Helping Your Children Adjust to Remarriage
When a parent decides to remarry, it can be a difficult transition for the children, especially if the newlywed is the custodial mom or dad. Children will often feel jealous and insecure in the new family arrangement. It’s important to take things slowly and make sure the new roles and responsibilities of all family members are clearly spelled out.
Form Friendships First
Stepparents should not try to become instant moms or dads to their stepchildren. Friendship and mutual respect should be the primary goal of the relationship. If the other parent is out of the picture completely, the child may decide in time to view and treat the stepparent as mom or dad.
Communicate Roles
It can become confusing for a child to suddenly have two moms or two dads. Make sure your child knows the roles both their biological parent and stepparent will play. A stepparent should never try to replace the real dad or mom.
Be Sympathetic
It’s important to understand the feelings children may experience when their parents remarry. Children may act out because they feel jealous of the new adult in their lives. They may also feel that their role in the family is now threatened. In other children, a remarriage may crush their hopes that the biological parents will eventually get back together.
Focus On the Positive
Children will often dwell on the fact that their family is different from their friends families. However, make it clear that every family is unique and emphasize the positive aspects of your blended family. A stepparent may bring to the family new fun traditions or holiday rituals. A stepparent may also raise the family’s income, which will allow a higher standard of living.

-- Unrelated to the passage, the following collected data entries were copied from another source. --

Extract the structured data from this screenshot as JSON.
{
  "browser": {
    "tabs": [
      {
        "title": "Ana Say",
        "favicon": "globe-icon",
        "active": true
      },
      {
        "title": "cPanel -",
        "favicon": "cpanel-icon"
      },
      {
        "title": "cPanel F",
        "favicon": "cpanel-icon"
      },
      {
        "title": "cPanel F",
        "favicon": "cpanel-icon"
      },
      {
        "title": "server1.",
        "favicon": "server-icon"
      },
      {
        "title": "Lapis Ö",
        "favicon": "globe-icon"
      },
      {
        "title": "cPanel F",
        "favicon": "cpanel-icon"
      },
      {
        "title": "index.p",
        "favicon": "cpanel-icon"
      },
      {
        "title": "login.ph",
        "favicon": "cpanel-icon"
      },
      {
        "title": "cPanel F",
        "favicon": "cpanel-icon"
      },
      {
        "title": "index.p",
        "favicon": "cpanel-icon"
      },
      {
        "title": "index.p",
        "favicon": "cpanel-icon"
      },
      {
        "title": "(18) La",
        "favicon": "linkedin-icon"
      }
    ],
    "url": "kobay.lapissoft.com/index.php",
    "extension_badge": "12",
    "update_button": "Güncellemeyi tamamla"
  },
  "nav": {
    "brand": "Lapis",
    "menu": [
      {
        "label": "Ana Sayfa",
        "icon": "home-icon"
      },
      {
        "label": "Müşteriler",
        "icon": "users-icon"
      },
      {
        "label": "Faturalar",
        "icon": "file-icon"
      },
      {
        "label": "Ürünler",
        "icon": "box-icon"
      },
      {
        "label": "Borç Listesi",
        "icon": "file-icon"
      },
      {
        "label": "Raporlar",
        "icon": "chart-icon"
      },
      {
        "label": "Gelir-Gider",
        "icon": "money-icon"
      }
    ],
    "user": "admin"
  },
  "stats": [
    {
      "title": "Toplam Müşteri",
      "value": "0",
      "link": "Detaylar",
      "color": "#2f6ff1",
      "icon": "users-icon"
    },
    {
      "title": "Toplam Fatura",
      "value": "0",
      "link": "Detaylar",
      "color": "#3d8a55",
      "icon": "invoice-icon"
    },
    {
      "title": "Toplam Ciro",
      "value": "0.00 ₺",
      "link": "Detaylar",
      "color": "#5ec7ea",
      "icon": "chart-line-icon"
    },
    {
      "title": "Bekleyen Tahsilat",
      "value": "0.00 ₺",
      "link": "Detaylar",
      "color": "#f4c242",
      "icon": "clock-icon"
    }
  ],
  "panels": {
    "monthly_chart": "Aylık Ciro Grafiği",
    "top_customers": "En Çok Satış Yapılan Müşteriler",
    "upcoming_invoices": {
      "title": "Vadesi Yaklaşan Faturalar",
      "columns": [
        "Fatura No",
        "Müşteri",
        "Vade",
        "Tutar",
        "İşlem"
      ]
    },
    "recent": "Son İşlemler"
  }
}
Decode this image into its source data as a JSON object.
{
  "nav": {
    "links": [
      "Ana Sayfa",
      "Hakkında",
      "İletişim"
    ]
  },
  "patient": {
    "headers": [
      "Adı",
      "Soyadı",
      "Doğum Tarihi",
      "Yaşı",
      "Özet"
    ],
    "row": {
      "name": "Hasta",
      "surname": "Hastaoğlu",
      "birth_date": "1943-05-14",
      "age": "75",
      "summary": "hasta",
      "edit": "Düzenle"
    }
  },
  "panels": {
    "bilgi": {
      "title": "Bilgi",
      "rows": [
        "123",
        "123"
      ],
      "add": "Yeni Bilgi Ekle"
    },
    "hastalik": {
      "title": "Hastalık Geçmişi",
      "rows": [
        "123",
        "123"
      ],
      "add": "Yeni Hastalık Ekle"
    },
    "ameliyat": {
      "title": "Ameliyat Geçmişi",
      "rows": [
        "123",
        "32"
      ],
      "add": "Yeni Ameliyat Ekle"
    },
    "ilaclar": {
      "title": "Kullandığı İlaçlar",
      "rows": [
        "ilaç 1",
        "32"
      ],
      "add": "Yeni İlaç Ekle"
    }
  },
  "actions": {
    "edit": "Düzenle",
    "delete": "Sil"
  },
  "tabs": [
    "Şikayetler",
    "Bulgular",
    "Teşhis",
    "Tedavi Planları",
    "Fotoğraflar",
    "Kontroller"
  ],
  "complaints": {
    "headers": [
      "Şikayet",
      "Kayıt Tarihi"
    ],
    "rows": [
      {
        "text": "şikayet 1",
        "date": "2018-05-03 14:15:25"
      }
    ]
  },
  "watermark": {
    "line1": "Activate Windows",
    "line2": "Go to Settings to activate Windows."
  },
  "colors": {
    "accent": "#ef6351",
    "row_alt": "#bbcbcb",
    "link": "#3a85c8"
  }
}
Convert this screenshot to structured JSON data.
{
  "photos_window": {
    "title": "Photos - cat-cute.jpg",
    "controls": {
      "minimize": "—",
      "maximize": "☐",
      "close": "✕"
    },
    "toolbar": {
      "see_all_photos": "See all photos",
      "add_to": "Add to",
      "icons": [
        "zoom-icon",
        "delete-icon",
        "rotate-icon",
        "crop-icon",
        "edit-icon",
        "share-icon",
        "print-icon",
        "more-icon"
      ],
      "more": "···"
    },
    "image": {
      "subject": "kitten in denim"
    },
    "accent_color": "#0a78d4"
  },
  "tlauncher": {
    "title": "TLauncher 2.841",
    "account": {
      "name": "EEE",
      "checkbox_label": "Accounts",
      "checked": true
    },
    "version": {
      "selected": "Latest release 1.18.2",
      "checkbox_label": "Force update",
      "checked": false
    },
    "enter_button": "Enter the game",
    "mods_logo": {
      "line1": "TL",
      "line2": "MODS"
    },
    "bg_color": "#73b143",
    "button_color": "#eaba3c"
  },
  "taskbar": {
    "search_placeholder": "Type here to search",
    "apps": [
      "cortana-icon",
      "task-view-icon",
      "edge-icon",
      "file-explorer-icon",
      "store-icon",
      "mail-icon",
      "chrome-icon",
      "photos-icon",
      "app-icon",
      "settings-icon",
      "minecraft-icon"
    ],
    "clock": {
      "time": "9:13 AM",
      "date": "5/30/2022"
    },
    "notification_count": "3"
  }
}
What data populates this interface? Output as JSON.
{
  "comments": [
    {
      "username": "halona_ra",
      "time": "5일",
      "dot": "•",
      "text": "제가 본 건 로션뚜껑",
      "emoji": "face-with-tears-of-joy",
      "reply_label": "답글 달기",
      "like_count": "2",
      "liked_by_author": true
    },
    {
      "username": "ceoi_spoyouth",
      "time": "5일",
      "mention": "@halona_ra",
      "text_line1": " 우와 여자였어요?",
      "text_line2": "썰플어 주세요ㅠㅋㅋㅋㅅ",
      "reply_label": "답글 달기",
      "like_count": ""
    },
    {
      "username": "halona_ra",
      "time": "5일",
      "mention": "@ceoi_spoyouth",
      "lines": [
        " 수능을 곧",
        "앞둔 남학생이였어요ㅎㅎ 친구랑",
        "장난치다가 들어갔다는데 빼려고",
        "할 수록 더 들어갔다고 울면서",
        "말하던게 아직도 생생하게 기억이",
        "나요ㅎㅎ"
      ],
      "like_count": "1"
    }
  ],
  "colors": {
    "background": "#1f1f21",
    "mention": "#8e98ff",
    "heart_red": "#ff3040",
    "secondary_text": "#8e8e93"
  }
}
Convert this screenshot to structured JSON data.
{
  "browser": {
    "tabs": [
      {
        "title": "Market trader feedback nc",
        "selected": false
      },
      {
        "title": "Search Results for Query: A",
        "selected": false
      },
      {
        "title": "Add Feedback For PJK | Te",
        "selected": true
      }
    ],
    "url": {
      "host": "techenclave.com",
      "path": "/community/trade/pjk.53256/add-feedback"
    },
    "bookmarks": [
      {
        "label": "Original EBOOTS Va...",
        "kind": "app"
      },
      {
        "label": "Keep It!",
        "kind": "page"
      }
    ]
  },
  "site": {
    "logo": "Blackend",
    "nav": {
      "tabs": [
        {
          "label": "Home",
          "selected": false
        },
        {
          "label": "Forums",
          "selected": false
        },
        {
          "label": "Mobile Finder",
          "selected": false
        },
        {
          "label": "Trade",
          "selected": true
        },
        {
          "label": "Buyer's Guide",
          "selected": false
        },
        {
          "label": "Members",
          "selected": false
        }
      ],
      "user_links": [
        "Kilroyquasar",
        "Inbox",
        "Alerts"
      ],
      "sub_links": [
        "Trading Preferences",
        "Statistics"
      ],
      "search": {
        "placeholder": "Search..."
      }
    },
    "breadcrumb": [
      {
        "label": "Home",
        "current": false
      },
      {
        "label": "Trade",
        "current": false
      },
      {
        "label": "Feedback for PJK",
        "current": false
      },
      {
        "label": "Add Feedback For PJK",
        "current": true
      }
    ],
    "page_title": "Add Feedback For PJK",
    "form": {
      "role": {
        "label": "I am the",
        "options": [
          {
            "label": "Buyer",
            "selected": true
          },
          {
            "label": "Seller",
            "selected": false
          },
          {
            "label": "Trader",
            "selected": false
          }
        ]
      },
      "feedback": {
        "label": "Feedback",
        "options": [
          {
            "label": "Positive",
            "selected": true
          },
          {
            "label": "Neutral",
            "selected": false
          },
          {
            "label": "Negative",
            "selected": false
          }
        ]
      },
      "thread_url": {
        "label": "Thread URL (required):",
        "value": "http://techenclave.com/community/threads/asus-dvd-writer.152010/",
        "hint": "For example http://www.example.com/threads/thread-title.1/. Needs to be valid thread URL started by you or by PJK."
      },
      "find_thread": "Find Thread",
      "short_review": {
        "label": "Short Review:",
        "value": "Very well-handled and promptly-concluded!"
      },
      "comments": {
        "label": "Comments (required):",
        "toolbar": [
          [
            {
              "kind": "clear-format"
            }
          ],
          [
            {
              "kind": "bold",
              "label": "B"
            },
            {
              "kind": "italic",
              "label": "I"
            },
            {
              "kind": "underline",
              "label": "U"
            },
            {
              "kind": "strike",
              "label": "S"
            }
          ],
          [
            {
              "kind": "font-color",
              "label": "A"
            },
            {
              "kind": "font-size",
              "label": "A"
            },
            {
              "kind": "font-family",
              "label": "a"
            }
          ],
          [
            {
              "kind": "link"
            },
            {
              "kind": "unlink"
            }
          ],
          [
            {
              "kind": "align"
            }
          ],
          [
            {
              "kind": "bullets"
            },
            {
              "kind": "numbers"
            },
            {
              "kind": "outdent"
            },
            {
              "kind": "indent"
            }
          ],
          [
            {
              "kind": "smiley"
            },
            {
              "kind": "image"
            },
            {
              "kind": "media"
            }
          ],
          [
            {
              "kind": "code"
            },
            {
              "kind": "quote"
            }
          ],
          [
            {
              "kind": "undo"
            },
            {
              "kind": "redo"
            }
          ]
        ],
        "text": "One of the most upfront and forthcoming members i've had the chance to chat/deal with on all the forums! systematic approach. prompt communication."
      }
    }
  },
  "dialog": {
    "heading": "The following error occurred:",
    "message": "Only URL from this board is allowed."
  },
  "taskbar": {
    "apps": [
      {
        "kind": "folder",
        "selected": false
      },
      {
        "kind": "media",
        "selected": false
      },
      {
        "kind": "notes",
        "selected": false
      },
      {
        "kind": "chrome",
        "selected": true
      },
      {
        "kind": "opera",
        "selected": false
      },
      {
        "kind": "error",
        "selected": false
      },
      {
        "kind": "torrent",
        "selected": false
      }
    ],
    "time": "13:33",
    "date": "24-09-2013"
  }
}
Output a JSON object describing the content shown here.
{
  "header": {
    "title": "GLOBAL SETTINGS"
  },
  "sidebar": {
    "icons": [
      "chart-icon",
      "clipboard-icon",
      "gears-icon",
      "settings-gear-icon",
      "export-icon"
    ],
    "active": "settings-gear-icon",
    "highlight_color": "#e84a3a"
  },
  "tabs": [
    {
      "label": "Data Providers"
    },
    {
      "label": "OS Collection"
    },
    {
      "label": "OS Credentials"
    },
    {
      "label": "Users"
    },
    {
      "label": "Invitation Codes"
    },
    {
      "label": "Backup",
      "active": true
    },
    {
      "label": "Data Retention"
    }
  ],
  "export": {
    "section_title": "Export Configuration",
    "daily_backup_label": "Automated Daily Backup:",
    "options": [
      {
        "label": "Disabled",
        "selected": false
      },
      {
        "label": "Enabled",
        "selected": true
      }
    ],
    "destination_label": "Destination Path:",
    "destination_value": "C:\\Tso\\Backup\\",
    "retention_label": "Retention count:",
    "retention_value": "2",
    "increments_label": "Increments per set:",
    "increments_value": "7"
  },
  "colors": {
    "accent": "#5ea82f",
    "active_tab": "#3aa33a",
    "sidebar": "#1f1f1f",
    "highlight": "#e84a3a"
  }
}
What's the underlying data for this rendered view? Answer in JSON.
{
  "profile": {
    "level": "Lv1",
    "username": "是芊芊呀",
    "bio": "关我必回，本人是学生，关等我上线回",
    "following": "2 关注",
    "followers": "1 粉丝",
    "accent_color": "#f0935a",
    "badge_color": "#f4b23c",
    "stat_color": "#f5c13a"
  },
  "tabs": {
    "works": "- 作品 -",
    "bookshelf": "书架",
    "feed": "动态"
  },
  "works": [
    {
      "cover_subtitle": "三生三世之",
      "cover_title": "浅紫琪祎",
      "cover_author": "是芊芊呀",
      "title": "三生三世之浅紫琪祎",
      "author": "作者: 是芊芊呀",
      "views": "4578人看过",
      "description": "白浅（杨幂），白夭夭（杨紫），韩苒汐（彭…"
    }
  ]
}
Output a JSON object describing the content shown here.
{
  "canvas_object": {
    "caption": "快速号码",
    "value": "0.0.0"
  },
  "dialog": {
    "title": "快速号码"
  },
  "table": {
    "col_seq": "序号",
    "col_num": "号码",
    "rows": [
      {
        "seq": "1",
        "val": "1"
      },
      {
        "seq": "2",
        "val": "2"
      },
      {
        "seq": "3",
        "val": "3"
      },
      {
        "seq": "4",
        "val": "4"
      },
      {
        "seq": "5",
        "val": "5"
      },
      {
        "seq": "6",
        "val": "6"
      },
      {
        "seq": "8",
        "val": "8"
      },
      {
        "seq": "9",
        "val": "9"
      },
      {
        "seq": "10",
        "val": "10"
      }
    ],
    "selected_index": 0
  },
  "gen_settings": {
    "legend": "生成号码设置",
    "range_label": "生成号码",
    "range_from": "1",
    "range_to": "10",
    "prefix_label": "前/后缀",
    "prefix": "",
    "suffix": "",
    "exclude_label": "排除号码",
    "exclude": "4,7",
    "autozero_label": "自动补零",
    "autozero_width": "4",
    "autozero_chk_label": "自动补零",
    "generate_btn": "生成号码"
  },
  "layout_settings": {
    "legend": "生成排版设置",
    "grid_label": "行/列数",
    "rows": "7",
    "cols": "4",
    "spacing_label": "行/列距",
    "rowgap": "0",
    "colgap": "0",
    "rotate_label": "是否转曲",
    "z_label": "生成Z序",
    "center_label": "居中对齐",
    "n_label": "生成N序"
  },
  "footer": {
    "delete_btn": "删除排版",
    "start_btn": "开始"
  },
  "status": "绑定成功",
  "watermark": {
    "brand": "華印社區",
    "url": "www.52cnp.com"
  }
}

Seek Help From the Professionals
Use age-appropriate books on divorce and remarriage to help children deal with their emotions. If necessary, have the family talk to a professional counselor or therapist who can help everyone adjust to the new dynamics of the blended family. Make sure the child isn’t singled out as having a problem the family needs to work together.
With the high number of divorces and remarriages in the United States, it’s increasingly common for children to live with a stepparent at some point in their childhood. To promote a healthy, happy family, it is crucial for adults to be sensitive to their childrens emotional needs and communicate clearly how each member will function within the family unit.